I want to load the ratings from the netflix price data into a database (postgres on the same machine). But the process is excruciatingly slow.
The data is split over ~17000 files. Each corresponds to a movie. The files look like this:
[training_set]$ head mv_0006666.txt
6666:
2423875,5,2004-03-25
712664,4,2001-08-03
1990901,4,2000-04-15
1987434,3,2005-07-13
2615678,4,2004-01-16
1172232,3,2002-06-01
697038,3,2003-09-12
846887,4,2003-06-30
339448,1,2003-11-29
This is the code I load them with:
def load_nf_ratings() do
Path.wildcard(@training_set)
|> Enum.each(fn path ->
[id_nf] = Regex.run(~r{(?:mv_0*(\d+).txt)}, path, capture: :all_but_first)
IO.puts(id_nf)
File.stream!(path, [encoding: :latin1])
|> Enum.drop(1)
|> Enum.each(fn line ->
[uid_nf_str, rating_str, date_str] = String.trim_trailing(line) |> String.split(",", parts: 3)

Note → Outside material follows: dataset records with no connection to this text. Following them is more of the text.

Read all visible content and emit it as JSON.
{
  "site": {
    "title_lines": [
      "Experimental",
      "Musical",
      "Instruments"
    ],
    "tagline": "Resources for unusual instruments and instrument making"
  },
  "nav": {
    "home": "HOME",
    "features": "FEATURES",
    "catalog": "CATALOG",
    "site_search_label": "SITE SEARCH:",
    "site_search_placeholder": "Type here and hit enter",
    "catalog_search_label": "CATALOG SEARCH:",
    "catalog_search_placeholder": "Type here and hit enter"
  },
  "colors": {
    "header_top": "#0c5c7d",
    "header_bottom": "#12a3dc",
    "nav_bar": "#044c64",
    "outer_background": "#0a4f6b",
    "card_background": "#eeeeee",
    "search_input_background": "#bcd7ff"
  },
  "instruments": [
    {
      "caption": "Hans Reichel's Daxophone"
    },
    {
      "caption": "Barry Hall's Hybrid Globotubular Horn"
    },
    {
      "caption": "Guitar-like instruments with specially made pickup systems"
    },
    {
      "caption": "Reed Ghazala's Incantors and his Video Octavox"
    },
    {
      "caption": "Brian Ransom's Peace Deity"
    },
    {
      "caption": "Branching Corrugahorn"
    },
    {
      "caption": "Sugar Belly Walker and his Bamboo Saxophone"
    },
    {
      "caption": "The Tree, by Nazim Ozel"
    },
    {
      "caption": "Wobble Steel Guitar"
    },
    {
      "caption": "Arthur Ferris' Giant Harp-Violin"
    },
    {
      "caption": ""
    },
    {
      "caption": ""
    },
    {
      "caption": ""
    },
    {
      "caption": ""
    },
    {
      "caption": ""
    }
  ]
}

uid_nf = String.to_integer(uid_nf_str)
rating = String.to_integer(rating_str)
date = NaiveDateTime.from_iso8601(date_str <> " 00:00:00")
User.changeset(%User{}, %{uid_nf: uid_nf}) |> Repo.insert!(on_conflict: :nothing)
uid = Repo.get_by!(User, uid_nf: uid_nf) |> (&(&1.id)).()
mid = Repo.get_by!(Movie, id_nf: id_nf) |> (&(&1.id)).()
Interaction.changeset(%Interaction{}, %{user_id: uid, movie_id: mid, action: "presented", inserted_at: date})
|> Repo.insert!(on_conflict: :nothing)
Interaction.changeset(%Interaction{}, %{user_id: uid, movie_id: mid, action: "watched", inserted_at: date})
|> Repo.insert!(on_conflict: :nothing)
if rating > 3 do
Interaction.changeset(%Interaction{}, %{user_id: uid, movie_id: mid, action: "liked", inserted_at: date})
|> Repo.insert!(on_conflict: :nothing)
end
end)
end
)
end
I match every netflix user/movie id with the id’s they have on the database (so they have a separate netflix id and a local id).
I run the code with:
iex(1)> Logger.configure(level: :warn)
iex(2)> Mvsg.Scripts.load_nf_ratings
The thing is, movie 176 for example only has ~200 ratings:
[training_set]$ wc -l mv_0000176.txt
211 mv_0000176.txt
But it takes ~3 seconds to load:
:timer.tc(&Mvsg.Scripts.load_nf_ratings/0)
{2978493, :ok}
At this rate it is going to take weeks to load only 2GB of data (other files have many more records).
Is this normal performance for a task like this? How can I speed this up?